Is there a way to force AGOL to display dates in data tables in any format besides the American default? My organisation is Australian. Our organisation settings are set up correctly:
Region: Australia,
Language: English - English,
Number and date format: Australia - Australia.
Member settings are inherited from the organisation so it's not an issue of personal setting overriding to American datetime.
However, all of our tables where there is a default date column still displays using mm/dd/yyyy format. This is fine in some cases where it is clearly evident i.e. 1/31/2026 but the majority of cases this is incredibly misleading for pretty much everyone.
Popups I can configure to display in the default Australian format, but this shouldn't need to be the case. The data should default to respect our settings.

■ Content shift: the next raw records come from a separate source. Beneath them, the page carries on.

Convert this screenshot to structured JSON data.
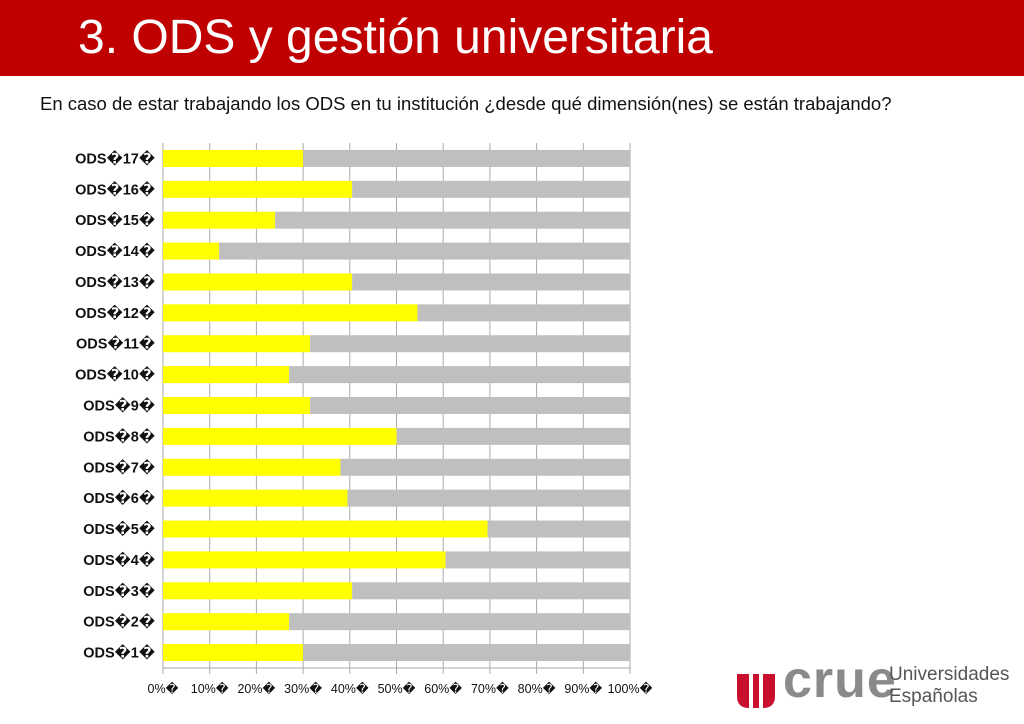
{
  "slide": {
    "title": "3. ODS y gestión universitaria",
    "question": "En caso de estar trabajando los ODS en tu institución ¿desde qué dimensión(nes) se están trabajando?"
  },
  "logo": {
    "name": "crue",
    "subtitle_line1": "Universidades",
    "subtitle_line2": "Españolas",
    "colors": {
      "emblem": "#c8102e",
      "text": "#8a8a8a"
    }
  },
  "chart_data": {
    "type": "bar",
    "orientation": "horizontal",
    "stacked": true,
    "categories": [
      "ODS 1",
      "ODS 2",
      "ODS 3",
      "ODS 4",
      "ODS 5",
      "ODS 6",
      "ODS 7",
      "ODS 8",
      "ODS 9",
      "ODS 10",
      "ODS 11",
      "ODS 12",
      "ODS 13",
      "ODS 14",
      "ODS 15",
      "ODS 16",
      "ODS 17"
    ],
    "category_labels": [
      "ODS�1�",
      "ODS�2�",
      "ODS�3�",
      "ODS�4�",
      "ODS�5�",
      "ODS�6�",
      "ODS�7�",
      "ODS�8�",
      "ODS�9�",
      "ODS�10�",
      "ODS�11�",
      "ODS�12�",
      "ODS�13�",
      "ODS�14�",
      "ODS�15�",
      "ODS�16�",
      "ODS�17�"
    ],
    "series": [
      {
        "color": "#ffff00",
        "values": [
          30,
          27,
          40.5,
          60.5,
          69.5,
          39.5,
          38,
          50,
          31.5,
          27,
          31.5,
          54.5,
          40.5,
          12,
          24,
          40.5,
          30
        ]
      },
      {
        "color": "#bfbfbf",
        "values": [
          70,
          73,
          59.5,
          39.5,
          30.5,
          60.5,
          62,
          50,
          68.5,
          73,
          68.5,
          45.5,
          59.5,
          88,
          76,
          59.5,
          70
        ]
      }
    ],
    "xlim": [
      0,
      100
    ],
    "x_ticks": [
      0,
      10,
      20,
      30,
      40,
      50,
      60,
      70,
      80,
      90,
      100
    ],
    "x_tick_labels": [
      "0%�",
      "10%�",
      "20%�",
      "30%�",
      "40%�",
      "50%�",
      "60%�",
      "70%�",
      "80%�",
      "90%�",
      "100%�"
    ],
    "grid": true,
    "legend": "none",
    "grid_color": "#aaaaaa"
  }
}
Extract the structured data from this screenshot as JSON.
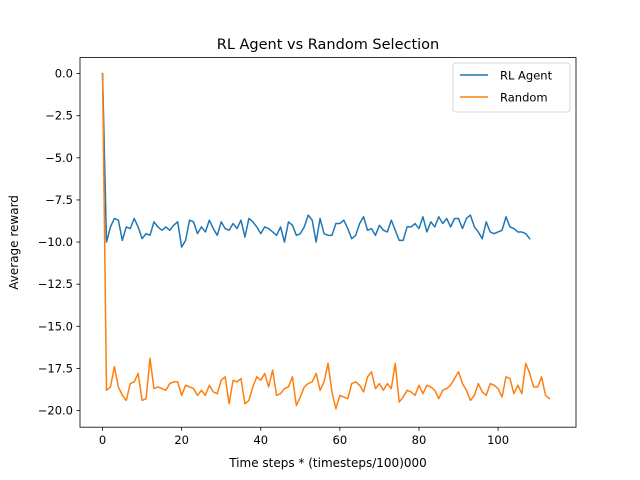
{
  "chart_data": {
    "type": "line",
    "title": "RL Agent vs Random Selection",
    "xlabel": "Time steps * (timesteps/100)000",
    "ylabel": "Average reward",
    "xlim": [
      -5.7,
      119.7
    ],
    "ylim": [
      -20.99,
      0.95
    ],
    "xticks": [
      0,
      20,
      40,
      60,
      80,
      100
    ],
    "yticks": [
      0.0,
      -2.5,
      -5.0,
      -7.5,
      -10.0,
      -12.5,
      -15.0,
      -17.5,
      -20.0
    ],
    "xtick_labels": [
      "0",
      "20",
      "40",
      "60",
      "80",
      "100"
    ],
    "ytick_labels": [
      "0.0",
      "−2.5",
      "−5.0",
      "−7.5",
      "−10.0",
      "−12.5",
      "−15.0",
      "−17.5",
      "−20.0"
    ],
    "grid": false,
    "legend_position": "top-right",
    "series": [
      {
        "name": "RL Agent",
        "color": "#1f77b4",
        "values": [
          0.0,
          -10.0,
          -9.1,
          -8.6,
          -8.7,
          -9.9,
          -9.1,
          -9.2,
          -8.6,
          -9.1,
          -9.8,
          -9.5,
          -9.6,
          -8.8,
          -9.1,
          -9.3,
          -9.1,
          -9.3,
          -9.0,
          -8.8,
          -10.3,
          -9.9,
          -8.7,
          -8.8,
          -9.5,
          -9.1,
          -9.4,
          -8.7,
          -9.2,
          -9.6,
          -8.8,
          -9.2,
          -9.3,
          -8.9,
          -9.2,
          -8.7,
          -9.7,
          -8.6,
          -8.8,
          -9.1,
          -9.5,
          -9.1,
          -9.2,
          -9.4,
          -9.6,
          -9.1,
          -10.0,
          -8.8,
          -9.0,
          -9.6,
          -9.5,
          -9.1,
          -8.4,
          -8.7,
          -10.0,
          -8.6,
          -9.5,
          -9.6,
          -9.6,
          -8.9,
          -8.9,
          -8.7,
          -9.2,
          -9.8,
          -9.6,
          -8.9,
          -8.5,
          -9.3,
          -9.2,
          -9.6,
          -9.0,
          -9.3,
          -9.4,
          -8.7,
          -9.3,
          -9.9,
          -9.9,
          -9.1,
          -9.1,
          -8.9,
          -9.2,
          -8.5,
          -9.4,
          -8.8,
          -9.1,
          -8.5,
          -8.9,
          -8.6,
          -9.1,
          -8.6,
          -8.6,
          -9.2,
          -8.6,
          -8.4,
          -9.1,
          -9.4,
          -9.8,
          -8.8,
          -9.4,
          -9.5,
          -9.4,
          -9.3,
          -8.5,
          -9.1,
          -9.2,
          -9.4,
          -9.4,
          -9.5,
          -9.8
        ]
      },
      {
        "name": "Random",
        "color": "#ff7f0e",
        "values": [
          0.0,
          -18.8,
          -18.6,
          -17.4,
          -18.6,
          -19.1,
          -19.4,
          -18.4,
          -18.3,
          -17.8,
          -19.4,
          -19.3,
          -16.9,
          -18.7,
          -18.6,
          -18.7,
          -18.8,
          -18.4,
          -18.3,
          -18.3,
          -19.1,
          -18.5,
          -18.6,
          -18.7,
          -19.1,
          -18.8,
          -19.1,
          -18.5,
          -18.9,
          -19.0,
          -18.2,
          -18.0,
          -19.6,
          -18.2,
          -18.3,
          -18.1,
          -19.6,
          -19.4,
          -18.6,
          -18.0,
          -18.2,
          -17.8,
          -18.6,
          -17.6,
          -19.1,
          -19.0,
          -18.7,
          -18.6,
          -18.0,
          -19.7,
          -19.2,
          -18.6,
          -18.4,
          -18.3,
          -17.8,
          -18.8,
          -18.3,
          -17.2,
          -18.9,
          -19.9,
          -19.1,
          -19.2,
          -19.3,
          -18.4,
          -18.3,
          -18.5,
          -18.9,
          -18.0,
          -17.7,
          -18.7,
          -18.4,
          -18.8,
          -18.4,
          -18.7,
          -17.2,
          -19.5,
          -19.2,
          -18.8,
          -18.9,
          -19.1,
          -18.5,
          -19.0,
          -18.5,
          -18.6,
          -18.8,
          -19.3,
          -18.8,
          -18.7,
          -18.5,
          -18.1,
          -17.7,
          -18.4,
          -18.8,
          -19.4,
          -19.1,
          -18.4,
          -18.9,
          -19.1,
          -18.4,
          -18.5,
          -18.7,
          -19.2,
          -18.0,
          -18.1,
          -19.0,
          -18.5,
          -19.0,
          -17.2,
          -17.8,
          -18.6,
          -18.6,
          -18.0,
          -19.1,
          -19.3
        ]
      }
    ]
  }
}
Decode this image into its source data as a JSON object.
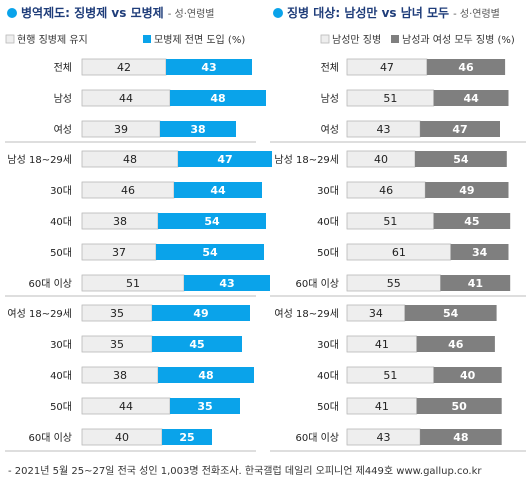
{
  "colors": {
    "blue": "#0aa3ea",
    "gray": "#7f7f7f",
    "light": "#eeeeee",
    "light_border": "#b8b8b8",
    "divider": "#bdbdbd"
  },
  "footer": "- 2021년 5월 25~27일 전국 성인 1,003명 전화조사. 한국갤럽 데일리 오피니언 제449호 www.gallup.co.kr",
  "chart_data": [
    {
      "type": "bar",
      "title": "병역제도: 징병제 vs 모병제",
      "subtitle": "- 성·연령별",
      "legend": [
        "현행 징병제 유지",
        "모병제 전면 도입 (%)"
      ],
      "categories": [
        "전체",
        "남성",
        "여성",
        "남성 18~29세",
        "30대",
        "40대",
        "50대",
        "60대 이상",
        "여성 18~29세",
        "30대",
        "40대",
        "50대",
        "60대 이상"
      ],
      "series": [
        {
          "name": "현행 징병제 유지",
          "values": [
            42,
            44,
            39,
            48,
            46,
            38,
            37,
            51,
            35,
            35,
            38,
            44,
            40
          ]
        },
        {
          "name": "모병제 전면 도입 (%)",
          "values": [
            43,
            48,
            38,
            47,
            44,
            54,
            54,
            43,
            49,
            45,
            48,
            35,
            25
          ]
        }
      ]
    },
    {
      "type": "bar",
      "title": "징병 대상: 남성만 vs 남녀 모두",
      "subtitle": "- 성·연령별",
      "legend": [
        "남성만 징병",
        "남성과 여성 모두 징병 (%)"
      ],
      "categories": [
        "전체",
        "남성",
        "여성",
        "남성 18~29세",
        "30대",
        "40대",
        "50대",
        "60대 이상",
        "여성 18~29세",
        "30대",
        "40대",
        "50대",
        "60대 이상"
      ],
      "series": [
        {
          "name": "남성만 징병",
          "values": [
            47,
            51,
            43,
            40,
            46,
            51,
            61,
            55,
            34,
            41,
            51,
            41,
            43
          ]
        },
        {
          "name": "남성과 여성 모두 징병 (%)",
          "values": [
            46,
            44,
            47,
            54,
            49,
            45,
            34,
            41,
            54,
            46,
            40,
            50,
            48
          ]
        }
      ]
    }
  ]
}
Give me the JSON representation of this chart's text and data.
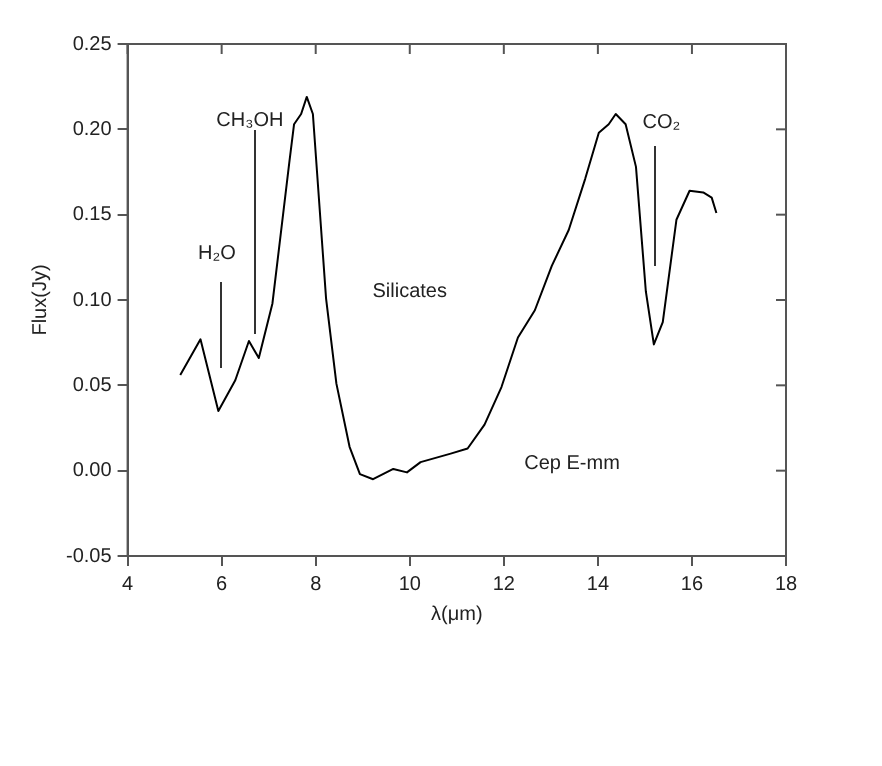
{
  "chart_data": {
    "type": "line",
    "xlabel": "λ(μm)",
    "ylabel": "Flux(Jy)",
    "x": [
      5.12,
      5.55,
      5.93,
      6.29,
      6.58,
      6.79,
      7.08,
      7.44,
      7.54,
      7.69,
      7.81,
      7.94,
      8.22,
      8.44,
      8.72,
      8.94,
      9.22,
      9.65,
      9.94,
      10.23,
      10.87,
      11.23,
      11.59,
      11.95,
      12.3,
      12.66,
      13.02,
      13.38,
      13.73,
      14.02,
      14.23,
      14.38,
      14.59,
      14.81,
      15.02,
      15.19,
      15.38,
      15.67,
      15.95,
      16.24,
      16.42,
      16.52
    ],
    "series": [
      {
        "color": "#000000",
        "values": [
          0.056,
          0.077,
          0.035,
          0.053,
          0.076,
          0.066,
          0.098,
          0.181,
          0.203,
          0.209,
          0.219,
          0.209,
          0.101,
          0.051,
          0.014,
          -0.002,
          -0.005,
          0.001,
          -0.001,
          0.005,
          0.01,
          0.013,
          0.027,
          0.049,
          0.078,
          0.094,
          0.12,
          0.141,
          0.171,
          0.198,
          0.203,
          0.209,
          0.203,
          0.178,
          0.105,
          0.074,
          0.087,
          0.147,
          0.164,
          0.163,
          0.16,
          0.151
        ]
      }
    ],
    "xlim": [
      4,
      18
    ],
    "xticks": [
      4,
      6,
      8,
      10,
      12,
      14,
      16,
      18
    ],
    "ylim": [
      -0.05,
      0.25
    ],
    "yticks": [
      {
        "value": -0.05,
        "label": "-0.05"
      },
      {
        "value": 0,
        "label": "0.00"
      },
      {
        "value": 0.05,
        "label": "0.05"
      },
      {
        "value": 0.1,
        "label": "0.10"
      },
      {
        "value": 0.15,
        "label": "0.15"
      },
      {
        "value": 0.2,
        "label": "0.20"
      },
      {
        "value": 0.25,
        "label": "0.25"
      }
    ],
    "annotations": [
      "H₂O",
      "CH₃OH",
      "CO₂",
      "Silicates",
      "Cep E-mm"
    ],
    "grid": false,
    "legend": false,
    "marker": "none",
    "line_style": "solid"
  }
}
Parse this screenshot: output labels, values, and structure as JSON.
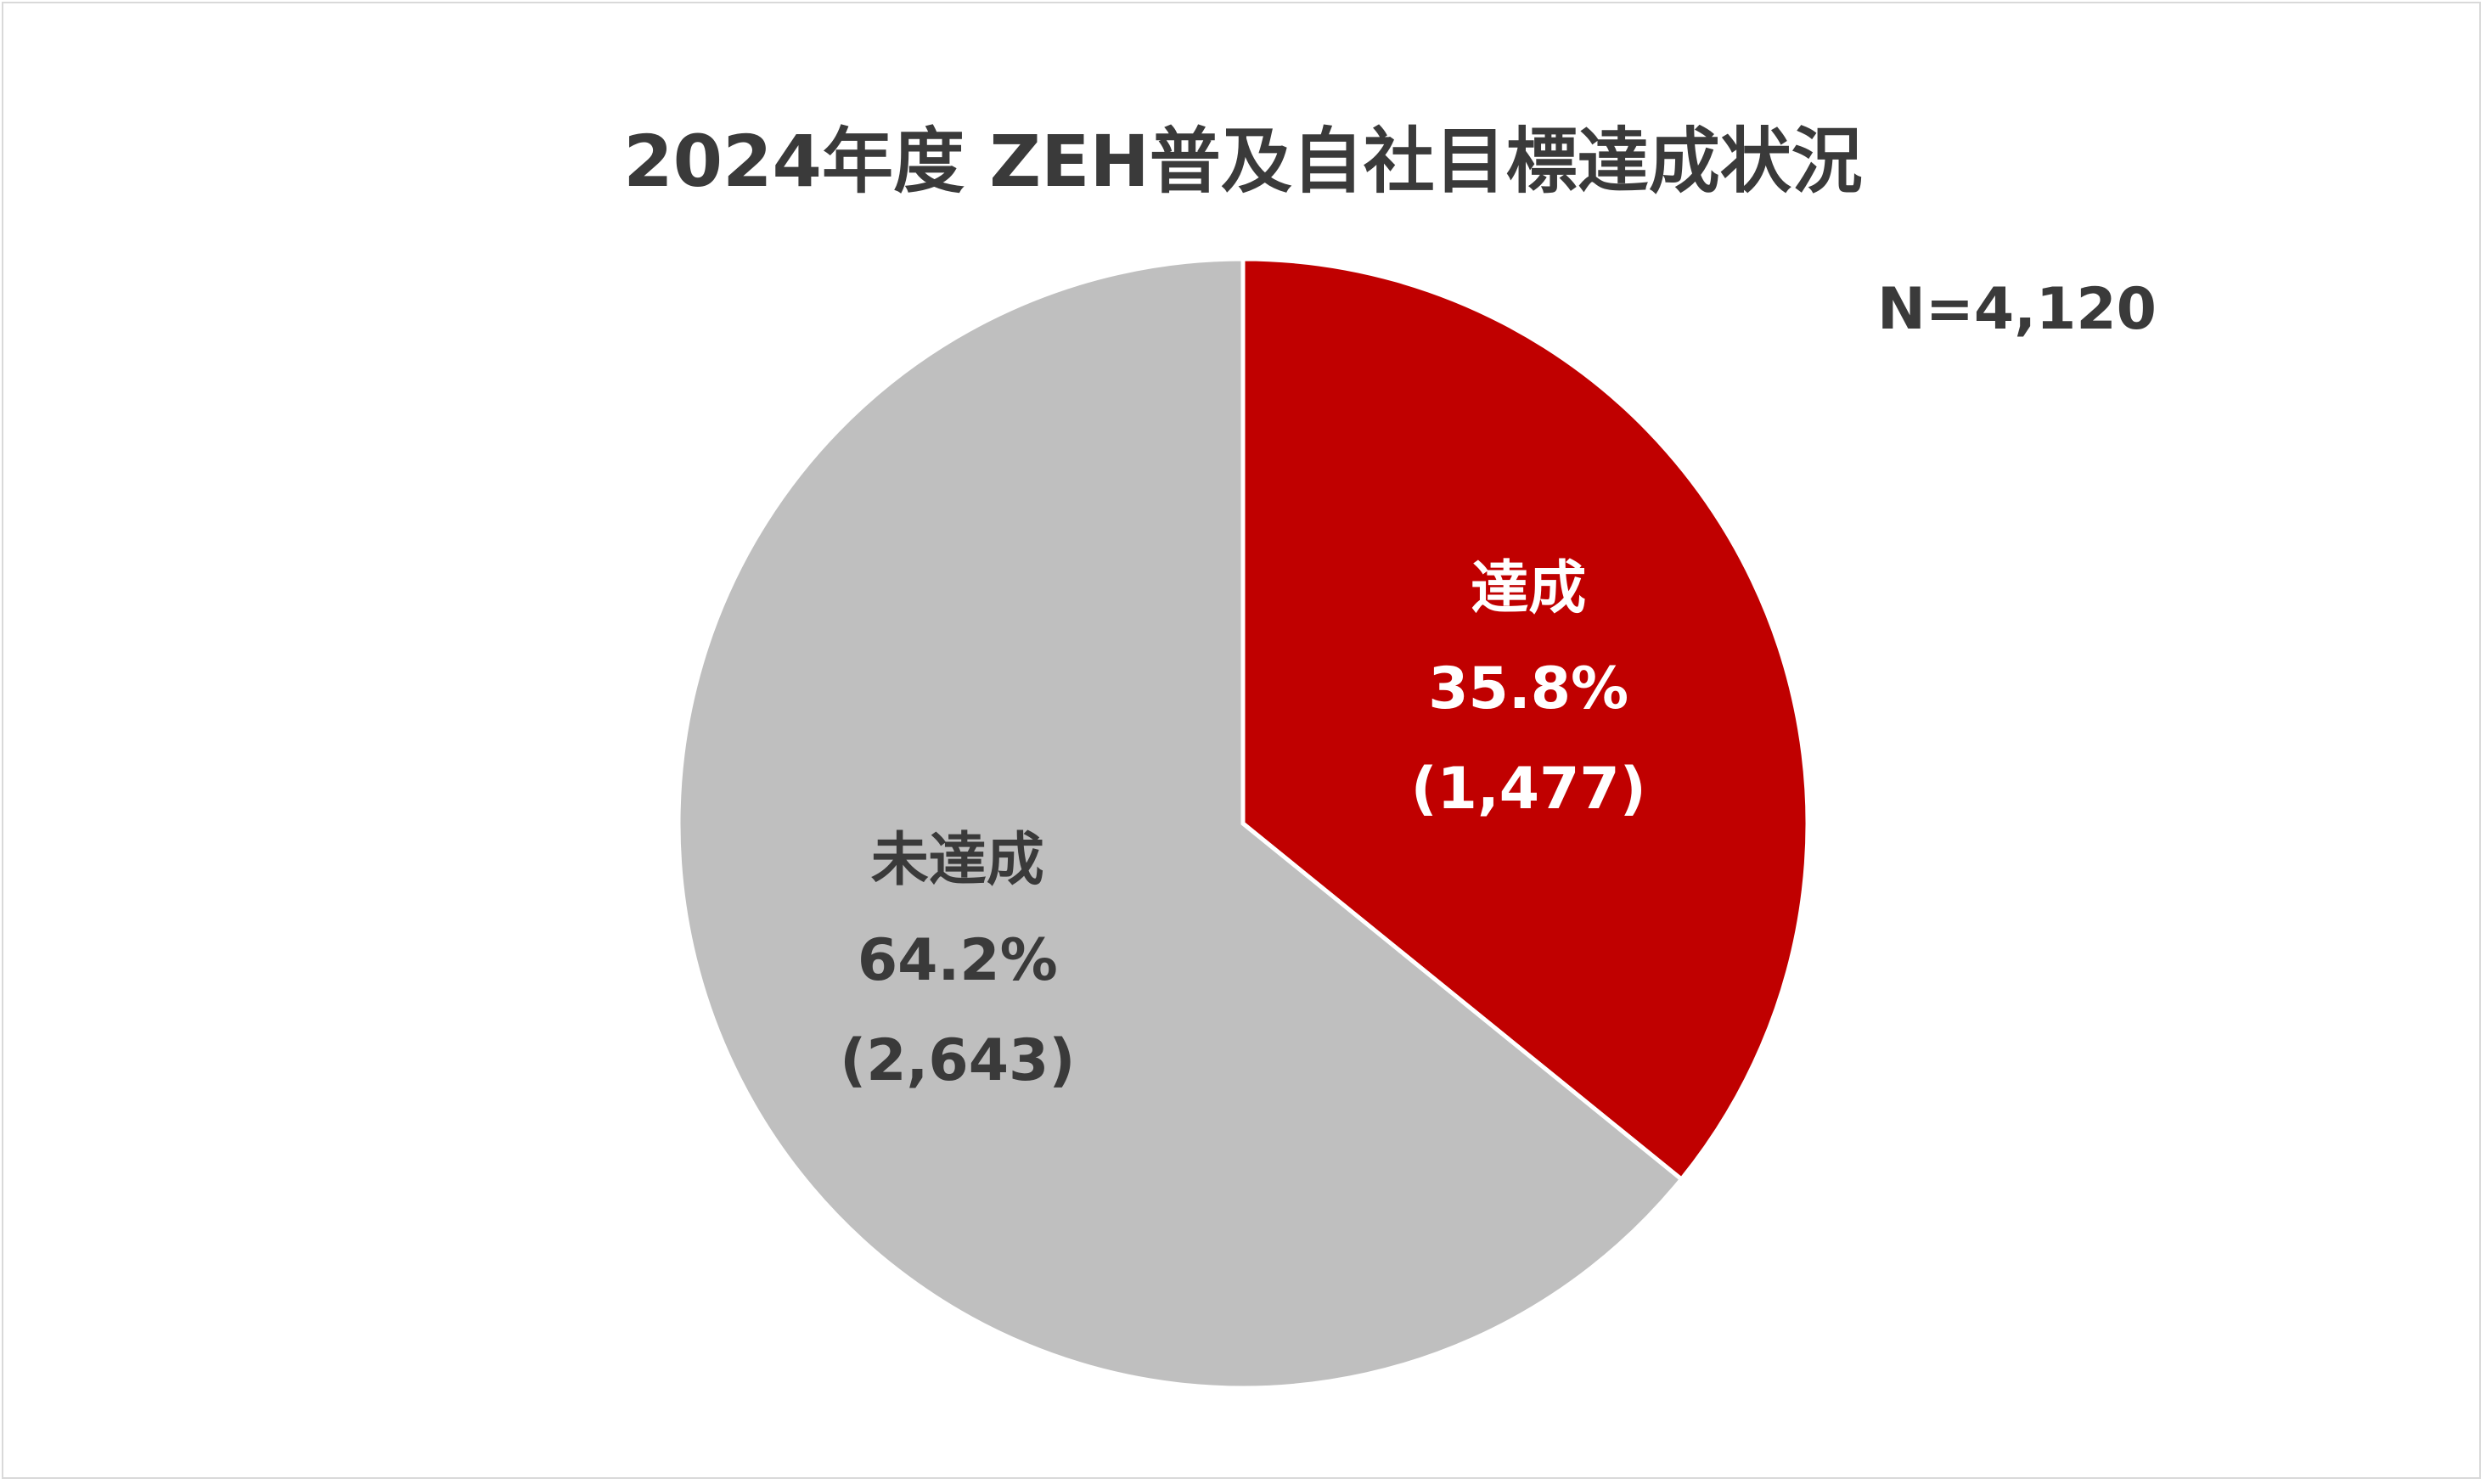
{
  "chart_data": {
    "type": "pie",
    "title": "2024年度 ZEH普及自社目標達成状況",
    "annotation": "N=4,120",
    "total": 4120,
    "slices": [
      {
        "name": "達成",
        "percent_label": "35.8%",
        "count_label": "(1,477)",
        "value": 1477,
        "percent": 35.8,
        "color": "#c00000",
        "label_color": "#ffffff"
      },
      {
        "name": "未達成",
        "percent_label": "64.2%",
        "count_label": "(2,643)",
        "value": 2643,
        "percent": 64.2,
        "color": "#bfbfbf",
        "label_color": "#3a3a3a"
      }
    ],
    "start_angle": "top (12 o'clock), clockwise",
    "legend": "none"
  }
}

No, there’s currently no way to force ArcGIS Online data tables to respect regional date formats. AGOL tables render date fields in a fixed US-centric mm/dd/yyyy format, regardless of org or user locale settings. Org settings do apply to pop-ups and labels, but tables are hard-coded on the client side. It’s a known limitation, not a misconfiguration on your end. Until Esri changes this, the only safe workarounds are popup formatting, calculated text fields, or views with formatted date strings.
Hi @DavidChanIWC,
I am able to display the date in the table using the format you describe. Firstly, make sure the settings (in My Settings) are set to Australia - Australia.. Then in Map Viewer, you can choose the format for the date field in the Fields pane. That format persists across pop-ups and tables:
@DavidChanIWC - There are organization settings and there are user specific settings.
Try changing them in the user profile settings.
It took us a while to realize this.
Hope this helps.
@DavidChanIWC
Check your computer's locale settings.
Sometimes the US manages to creep into unwanted spots after a Windows update.
I once had these settings changed unknowingly and it confused me a lot as nothing in Pro / AGOL was set incorrectly.